On the 24-hour timeframe, it is clearly seen that the recent rise of the British pound still perfectly fits the definition of "correction." This means that it can end at any moment and the downward trend may resume. Yes, the correction turned out to be stronger than we expected, although initially, the pound could not correct upwards at all. But it turned out the way it did.
The second option is that we are witnessing a resumption of the global upward trend, but in this case, the pair should rise to at least the 31st level. We currently see no grounds for the pair's growth, and even less so for its growth to the 31st level. Therefore, theoretically, the pair can rise another 500-600 points, but there are no fundamental reasons for this.
On Monday, there are no important events planned in the UK or the US. Moreover, the UK's calendar for the entire week is empty. The pound can only count on macroeconomic support from across the ocean, but important events there are scheduled only for Friday. So, from Monday to Thursday, we will see the continuation of the unfounded upward movement, or traders will finally remember that the current movement is a correction.
The average volatility of the GBP/USD pair for the last 5 trading days as of November 26 is 83 points. For the pound/dollar pair, this value is considered "average." Therefore, on Monday, November 27, we expect movements within the range limited by the levels of 1.2518 and 1.2684. A reversal of the Heiken Ashi indicator back down will indicate a new phase of the downward correction, which may mark the beginning of a downward trend.
Nearest support levels:
S1 - 1.2573
S2 - 1.2512
S3 - 1.2451
Nearest resistance levels:
R1 - 1.2634
R2 - 1.2695
R3 - 1.2756
Trading recommendations:
The GBP/USD pair continues a new upward movement phase above the moving average.

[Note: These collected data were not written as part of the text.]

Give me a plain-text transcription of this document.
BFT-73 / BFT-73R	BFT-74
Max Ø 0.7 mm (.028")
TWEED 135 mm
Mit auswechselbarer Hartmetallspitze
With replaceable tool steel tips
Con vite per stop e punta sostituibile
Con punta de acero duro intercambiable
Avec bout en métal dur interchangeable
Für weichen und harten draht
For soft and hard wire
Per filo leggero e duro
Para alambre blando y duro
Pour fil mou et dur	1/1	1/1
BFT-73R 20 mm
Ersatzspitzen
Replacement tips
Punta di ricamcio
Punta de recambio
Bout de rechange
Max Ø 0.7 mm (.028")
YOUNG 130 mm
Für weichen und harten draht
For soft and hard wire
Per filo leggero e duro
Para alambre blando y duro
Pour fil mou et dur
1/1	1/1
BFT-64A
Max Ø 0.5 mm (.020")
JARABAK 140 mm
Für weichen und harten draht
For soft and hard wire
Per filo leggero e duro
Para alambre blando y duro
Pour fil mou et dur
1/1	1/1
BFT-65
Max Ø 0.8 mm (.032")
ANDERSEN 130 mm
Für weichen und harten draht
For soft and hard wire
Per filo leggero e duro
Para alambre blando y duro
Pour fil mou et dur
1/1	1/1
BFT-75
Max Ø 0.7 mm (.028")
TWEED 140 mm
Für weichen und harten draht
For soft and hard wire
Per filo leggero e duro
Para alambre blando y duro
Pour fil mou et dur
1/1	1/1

Short positions can be opened with targets at 1.2451 and 1.2390 if the price consolidates below the moving average. Long positions can technically be considered since the price is above the moving average, with targets at 1.2634 and 1.2695. However, the triple overbought condition of the CCI indicator still suggests the danger of opening such deals.
Explanations for the illustrations:
Linear regression channels - help determine the current trend. If both are directed in the same direction, it means the trend is currently strong.
The moving average line (settings 20.0, smoothed) - determines the short-term trend and direction in which trading should be conducted.
Murray levels - target levels for movements and corrections.
Volatility levels (red lines) - the probable price channel in which the pair will spend the next day, based on current volatility indicators.
CCI indicator - its entry into the oversold area (below -250) or overbought area (above +250) indicates that a trend reversal in the opposite direction is approaching.